What Birmingham means to today’s Conservatives


BIRMINGHAM was an obvious place for the Tories to hold their conference. The mayor of the West Midlands, Andy Street, is a Conservative. Central Birmingham is a far better place for conferences than Manchester (where the Tories had their conference last year) or Liverpool (where Labour had their conference last week). There are dozens of excellent restaurants and bars within walking distance.

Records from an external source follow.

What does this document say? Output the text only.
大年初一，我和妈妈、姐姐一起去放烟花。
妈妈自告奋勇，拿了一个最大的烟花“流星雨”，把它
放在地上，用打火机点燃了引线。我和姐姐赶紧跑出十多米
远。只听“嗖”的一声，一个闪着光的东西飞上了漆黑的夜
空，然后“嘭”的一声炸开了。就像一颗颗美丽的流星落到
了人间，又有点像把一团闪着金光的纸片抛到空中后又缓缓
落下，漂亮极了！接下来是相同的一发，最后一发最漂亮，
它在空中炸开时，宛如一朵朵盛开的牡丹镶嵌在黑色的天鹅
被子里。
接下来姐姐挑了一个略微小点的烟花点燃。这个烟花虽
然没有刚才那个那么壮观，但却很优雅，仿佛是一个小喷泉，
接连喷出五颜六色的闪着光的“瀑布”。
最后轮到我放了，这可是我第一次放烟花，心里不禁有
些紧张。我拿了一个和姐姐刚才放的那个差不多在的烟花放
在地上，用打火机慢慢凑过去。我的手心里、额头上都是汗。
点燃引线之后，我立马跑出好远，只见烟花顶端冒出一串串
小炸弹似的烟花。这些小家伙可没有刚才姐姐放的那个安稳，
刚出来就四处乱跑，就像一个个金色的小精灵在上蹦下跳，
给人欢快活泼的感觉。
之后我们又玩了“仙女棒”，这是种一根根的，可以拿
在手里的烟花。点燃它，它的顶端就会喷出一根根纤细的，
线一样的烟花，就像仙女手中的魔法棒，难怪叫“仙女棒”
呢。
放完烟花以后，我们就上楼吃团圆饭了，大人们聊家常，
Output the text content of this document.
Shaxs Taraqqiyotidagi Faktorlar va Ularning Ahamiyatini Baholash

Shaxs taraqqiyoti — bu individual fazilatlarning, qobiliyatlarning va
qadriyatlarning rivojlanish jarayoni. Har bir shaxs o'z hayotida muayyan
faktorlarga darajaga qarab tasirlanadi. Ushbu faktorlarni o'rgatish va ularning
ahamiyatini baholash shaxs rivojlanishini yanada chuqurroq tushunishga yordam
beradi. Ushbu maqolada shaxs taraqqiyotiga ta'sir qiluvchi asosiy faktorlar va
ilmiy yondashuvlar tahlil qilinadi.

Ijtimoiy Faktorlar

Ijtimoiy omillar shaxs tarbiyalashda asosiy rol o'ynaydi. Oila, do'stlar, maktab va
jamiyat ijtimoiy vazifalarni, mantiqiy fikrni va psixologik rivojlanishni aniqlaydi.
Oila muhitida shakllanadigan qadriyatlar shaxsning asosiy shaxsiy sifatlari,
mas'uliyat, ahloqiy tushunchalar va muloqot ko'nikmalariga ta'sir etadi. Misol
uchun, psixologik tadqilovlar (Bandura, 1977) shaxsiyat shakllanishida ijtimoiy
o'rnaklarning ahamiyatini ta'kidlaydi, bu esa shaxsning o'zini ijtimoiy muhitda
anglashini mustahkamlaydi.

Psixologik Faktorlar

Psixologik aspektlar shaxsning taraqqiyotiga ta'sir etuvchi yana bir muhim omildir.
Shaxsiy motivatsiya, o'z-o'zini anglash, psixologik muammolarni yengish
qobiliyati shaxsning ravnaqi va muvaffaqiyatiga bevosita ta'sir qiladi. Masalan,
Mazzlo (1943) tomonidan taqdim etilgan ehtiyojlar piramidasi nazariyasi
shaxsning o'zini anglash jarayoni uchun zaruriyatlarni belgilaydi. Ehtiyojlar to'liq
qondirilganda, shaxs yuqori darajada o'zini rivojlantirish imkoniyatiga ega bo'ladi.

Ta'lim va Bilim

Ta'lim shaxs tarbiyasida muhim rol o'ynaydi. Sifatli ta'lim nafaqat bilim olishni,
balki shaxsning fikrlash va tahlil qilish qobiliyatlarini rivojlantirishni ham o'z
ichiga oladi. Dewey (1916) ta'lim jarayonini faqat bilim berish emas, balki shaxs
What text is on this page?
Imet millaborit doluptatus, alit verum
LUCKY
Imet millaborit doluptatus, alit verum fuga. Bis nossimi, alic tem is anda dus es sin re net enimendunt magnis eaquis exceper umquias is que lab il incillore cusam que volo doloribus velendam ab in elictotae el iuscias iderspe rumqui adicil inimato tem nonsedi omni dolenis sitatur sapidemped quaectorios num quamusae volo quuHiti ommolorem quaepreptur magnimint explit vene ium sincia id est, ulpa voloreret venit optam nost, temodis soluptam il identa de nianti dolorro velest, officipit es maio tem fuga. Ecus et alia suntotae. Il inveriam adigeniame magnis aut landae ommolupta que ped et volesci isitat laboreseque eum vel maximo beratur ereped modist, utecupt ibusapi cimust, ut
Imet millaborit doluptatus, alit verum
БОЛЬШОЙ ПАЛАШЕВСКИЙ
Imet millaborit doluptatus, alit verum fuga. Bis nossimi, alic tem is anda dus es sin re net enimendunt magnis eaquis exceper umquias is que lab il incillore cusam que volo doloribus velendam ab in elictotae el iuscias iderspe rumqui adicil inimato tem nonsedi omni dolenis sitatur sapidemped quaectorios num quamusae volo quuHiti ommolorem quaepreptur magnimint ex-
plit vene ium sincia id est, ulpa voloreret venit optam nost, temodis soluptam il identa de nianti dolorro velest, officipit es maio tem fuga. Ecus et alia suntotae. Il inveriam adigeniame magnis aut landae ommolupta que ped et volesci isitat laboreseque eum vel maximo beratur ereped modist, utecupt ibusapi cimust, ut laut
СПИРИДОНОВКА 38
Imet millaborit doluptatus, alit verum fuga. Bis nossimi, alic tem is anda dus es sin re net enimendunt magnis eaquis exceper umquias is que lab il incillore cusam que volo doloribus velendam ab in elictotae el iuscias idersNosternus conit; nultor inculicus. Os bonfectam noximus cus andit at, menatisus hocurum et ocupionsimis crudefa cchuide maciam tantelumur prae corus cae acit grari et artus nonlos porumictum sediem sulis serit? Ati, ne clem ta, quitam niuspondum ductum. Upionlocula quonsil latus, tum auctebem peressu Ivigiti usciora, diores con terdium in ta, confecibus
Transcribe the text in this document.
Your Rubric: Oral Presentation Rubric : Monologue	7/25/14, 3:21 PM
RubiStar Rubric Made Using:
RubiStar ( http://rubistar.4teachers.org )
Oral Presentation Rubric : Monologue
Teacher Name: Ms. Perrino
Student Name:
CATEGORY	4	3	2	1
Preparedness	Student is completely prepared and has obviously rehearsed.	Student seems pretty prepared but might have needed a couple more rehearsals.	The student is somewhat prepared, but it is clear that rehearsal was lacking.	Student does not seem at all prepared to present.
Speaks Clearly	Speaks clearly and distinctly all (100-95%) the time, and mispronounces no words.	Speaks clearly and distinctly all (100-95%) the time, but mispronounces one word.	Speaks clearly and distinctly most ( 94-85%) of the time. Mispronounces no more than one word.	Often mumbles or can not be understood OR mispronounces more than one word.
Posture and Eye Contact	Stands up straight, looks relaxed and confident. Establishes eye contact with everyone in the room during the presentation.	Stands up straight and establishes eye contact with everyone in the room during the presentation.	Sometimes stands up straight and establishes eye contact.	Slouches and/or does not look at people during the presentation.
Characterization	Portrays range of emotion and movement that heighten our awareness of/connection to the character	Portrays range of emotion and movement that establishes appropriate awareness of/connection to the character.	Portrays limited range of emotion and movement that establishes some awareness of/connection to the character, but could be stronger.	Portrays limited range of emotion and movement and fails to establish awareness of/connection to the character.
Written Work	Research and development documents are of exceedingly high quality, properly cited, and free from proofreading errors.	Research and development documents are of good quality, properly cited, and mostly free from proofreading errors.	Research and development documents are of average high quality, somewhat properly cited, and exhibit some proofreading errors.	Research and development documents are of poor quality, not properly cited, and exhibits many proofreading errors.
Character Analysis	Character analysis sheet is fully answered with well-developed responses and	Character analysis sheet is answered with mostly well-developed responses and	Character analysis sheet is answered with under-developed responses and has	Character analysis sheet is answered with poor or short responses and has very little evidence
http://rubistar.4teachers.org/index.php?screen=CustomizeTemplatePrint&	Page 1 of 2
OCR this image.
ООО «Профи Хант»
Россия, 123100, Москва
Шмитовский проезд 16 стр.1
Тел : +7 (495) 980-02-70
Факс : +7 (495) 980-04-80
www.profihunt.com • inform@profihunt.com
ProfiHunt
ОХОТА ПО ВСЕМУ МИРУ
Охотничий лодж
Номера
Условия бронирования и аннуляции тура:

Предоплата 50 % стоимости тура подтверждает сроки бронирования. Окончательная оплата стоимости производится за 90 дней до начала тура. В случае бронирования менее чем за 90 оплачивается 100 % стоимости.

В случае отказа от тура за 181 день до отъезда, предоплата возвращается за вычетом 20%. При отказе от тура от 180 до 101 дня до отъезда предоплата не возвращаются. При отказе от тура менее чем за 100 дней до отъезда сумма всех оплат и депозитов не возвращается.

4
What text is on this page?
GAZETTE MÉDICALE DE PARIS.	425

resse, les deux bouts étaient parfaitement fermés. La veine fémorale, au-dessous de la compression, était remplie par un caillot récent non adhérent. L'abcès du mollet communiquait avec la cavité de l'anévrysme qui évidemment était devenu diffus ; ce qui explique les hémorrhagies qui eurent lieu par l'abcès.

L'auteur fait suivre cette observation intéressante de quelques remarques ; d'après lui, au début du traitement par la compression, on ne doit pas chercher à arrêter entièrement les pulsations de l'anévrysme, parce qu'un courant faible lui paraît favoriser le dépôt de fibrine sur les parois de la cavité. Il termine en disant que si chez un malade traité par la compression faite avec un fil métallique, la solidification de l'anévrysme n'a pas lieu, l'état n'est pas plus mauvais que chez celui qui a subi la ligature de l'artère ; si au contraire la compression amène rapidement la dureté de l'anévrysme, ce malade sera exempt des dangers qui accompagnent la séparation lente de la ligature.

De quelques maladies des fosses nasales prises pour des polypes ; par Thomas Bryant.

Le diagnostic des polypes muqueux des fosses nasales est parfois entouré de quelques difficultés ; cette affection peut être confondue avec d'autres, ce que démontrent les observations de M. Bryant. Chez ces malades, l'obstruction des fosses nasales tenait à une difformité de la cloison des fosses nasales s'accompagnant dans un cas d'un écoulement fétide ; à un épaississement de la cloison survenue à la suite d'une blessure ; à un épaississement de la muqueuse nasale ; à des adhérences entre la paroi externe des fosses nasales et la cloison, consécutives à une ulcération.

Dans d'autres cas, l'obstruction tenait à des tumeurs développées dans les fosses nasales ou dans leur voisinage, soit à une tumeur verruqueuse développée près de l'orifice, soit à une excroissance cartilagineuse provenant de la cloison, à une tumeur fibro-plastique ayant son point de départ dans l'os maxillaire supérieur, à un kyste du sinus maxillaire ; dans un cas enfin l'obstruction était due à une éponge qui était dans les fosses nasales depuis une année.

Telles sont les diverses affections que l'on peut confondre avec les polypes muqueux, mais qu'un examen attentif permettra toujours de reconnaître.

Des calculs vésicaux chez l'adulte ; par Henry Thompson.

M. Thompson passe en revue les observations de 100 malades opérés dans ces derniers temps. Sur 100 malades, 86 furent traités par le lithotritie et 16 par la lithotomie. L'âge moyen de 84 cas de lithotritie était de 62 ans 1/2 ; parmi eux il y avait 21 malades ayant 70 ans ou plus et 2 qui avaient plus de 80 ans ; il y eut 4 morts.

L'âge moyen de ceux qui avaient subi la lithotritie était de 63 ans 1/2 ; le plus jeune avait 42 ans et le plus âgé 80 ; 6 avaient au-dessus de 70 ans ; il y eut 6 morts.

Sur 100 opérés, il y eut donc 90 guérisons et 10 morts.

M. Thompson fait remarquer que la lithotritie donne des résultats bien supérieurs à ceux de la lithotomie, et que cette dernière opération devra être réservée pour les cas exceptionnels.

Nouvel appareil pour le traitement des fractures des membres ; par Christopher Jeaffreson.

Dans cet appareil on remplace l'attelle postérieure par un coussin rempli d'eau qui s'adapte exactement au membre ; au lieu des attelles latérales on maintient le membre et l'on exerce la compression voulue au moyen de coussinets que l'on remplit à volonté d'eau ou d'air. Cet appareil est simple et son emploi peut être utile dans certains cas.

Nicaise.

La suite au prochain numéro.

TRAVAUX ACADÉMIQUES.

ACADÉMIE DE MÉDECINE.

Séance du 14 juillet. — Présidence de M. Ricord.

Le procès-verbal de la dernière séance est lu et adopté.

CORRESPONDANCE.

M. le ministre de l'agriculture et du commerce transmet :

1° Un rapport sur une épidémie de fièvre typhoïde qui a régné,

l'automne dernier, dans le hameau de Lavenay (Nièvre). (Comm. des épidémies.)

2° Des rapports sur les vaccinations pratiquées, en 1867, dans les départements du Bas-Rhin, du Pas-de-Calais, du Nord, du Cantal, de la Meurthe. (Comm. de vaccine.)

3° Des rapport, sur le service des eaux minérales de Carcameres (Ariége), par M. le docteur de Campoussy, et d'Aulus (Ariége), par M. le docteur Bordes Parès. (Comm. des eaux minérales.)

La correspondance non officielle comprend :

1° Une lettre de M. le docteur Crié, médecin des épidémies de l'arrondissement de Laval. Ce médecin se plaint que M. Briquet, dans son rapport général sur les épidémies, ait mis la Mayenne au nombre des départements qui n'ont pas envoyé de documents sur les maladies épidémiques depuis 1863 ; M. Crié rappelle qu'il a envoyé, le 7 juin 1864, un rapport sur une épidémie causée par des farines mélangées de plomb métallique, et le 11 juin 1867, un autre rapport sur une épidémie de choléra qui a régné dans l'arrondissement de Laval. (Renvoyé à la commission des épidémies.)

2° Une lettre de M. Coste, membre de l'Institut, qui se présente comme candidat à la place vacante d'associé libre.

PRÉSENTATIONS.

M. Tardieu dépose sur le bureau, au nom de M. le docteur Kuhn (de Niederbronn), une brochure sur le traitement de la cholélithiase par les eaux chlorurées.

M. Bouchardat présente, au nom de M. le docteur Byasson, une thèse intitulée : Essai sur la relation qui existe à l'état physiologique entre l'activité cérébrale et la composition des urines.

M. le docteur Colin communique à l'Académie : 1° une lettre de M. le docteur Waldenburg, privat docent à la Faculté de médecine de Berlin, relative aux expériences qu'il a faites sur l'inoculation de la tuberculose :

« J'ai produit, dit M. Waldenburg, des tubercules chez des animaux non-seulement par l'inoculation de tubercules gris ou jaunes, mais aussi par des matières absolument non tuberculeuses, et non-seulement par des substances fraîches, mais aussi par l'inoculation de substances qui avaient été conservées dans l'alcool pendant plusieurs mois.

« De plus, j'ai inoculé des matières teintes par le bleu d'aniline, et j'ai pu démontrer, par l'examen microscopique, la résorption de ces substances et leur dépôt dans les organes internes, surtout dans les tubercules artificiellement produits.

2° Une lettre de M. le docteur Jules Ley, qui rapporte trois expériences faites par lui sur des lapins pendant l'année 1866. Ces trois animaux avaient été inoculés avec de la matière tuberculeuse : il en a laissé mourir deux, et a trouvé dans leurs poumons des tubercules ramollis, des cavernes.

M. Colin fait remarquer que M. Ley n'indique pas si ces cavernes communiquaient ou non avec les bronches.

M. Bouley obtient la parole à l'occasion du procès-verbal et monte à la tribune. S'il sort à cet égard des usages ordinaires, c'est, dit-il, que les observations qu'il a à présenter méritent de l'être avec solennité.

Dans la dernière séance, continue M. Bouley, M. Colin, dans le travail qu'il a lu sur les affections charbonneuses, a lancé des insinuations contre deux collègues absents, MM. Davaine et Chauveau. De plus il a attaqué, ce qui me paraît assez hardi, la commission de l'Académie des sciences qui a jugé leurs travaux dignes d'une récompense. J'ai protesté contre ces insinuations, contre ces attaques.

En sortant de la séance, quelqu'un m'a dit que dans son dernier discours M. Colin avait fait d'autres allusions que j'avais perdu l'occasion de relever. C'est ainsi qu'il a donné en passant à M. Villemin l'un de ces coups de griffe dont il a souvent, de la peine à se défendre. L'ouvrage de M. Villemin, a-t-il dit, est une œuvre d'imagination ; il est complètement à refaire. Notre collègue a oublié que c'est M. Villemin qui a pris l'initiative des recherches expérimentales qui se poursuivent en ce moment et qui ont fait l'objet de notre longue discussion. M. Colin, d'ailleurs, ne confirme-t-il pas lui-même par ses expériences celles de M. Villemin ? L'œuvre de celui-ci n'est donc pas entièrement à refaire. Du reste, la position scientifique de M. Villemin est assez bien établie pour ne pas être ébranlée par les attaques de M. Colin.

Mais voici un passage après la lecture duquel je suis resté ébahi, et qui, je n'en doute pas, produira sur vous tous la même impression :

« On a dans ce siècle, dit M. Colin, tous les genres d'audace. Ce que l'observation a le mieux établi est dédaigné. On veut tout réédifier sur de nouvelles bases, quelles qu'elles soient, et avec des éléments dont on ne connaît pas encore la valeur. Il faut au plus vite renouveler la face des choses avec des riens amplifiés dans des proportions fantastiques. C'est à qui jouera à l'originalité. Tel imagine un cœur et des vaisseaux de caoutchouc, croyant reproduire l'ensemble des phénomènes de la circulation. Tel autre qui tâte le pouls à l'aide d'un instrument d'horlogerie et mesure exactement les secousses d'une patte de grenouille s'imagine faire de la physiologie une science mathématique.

But Birmingham also comes with a problem: it’s a reminder of the disappointed hopes of the last election. Nick Timothy, formerly Theresa May’s co-chief of staff (along with Fiona Hill) and chief policy adviser, is a Birmingham boy who thought that the answer to his party’s pursuit of a post-Brexit identity lay in his home town. David Cameron had concocted “Notting Hill Conservatism” that was supposed to appeal to urban liberals who liked economic liberalism but worried that traditional conservatives were “nasty”. Mr Timothy’s response was “Erdington conservatism” (named after the district in Birmingham where he grew up) which was supposed to appeal to regular working-class and middle-class people who combined a belief in traditional values with worries about their economic future. Erdington conservatism broke with liberal conservatism in being willing to sanction all sorts of policies to “take back control”: Mr Timothy’s great hero was Joe Chamberlain, a former mayor of Birmingham who championed imperial preference.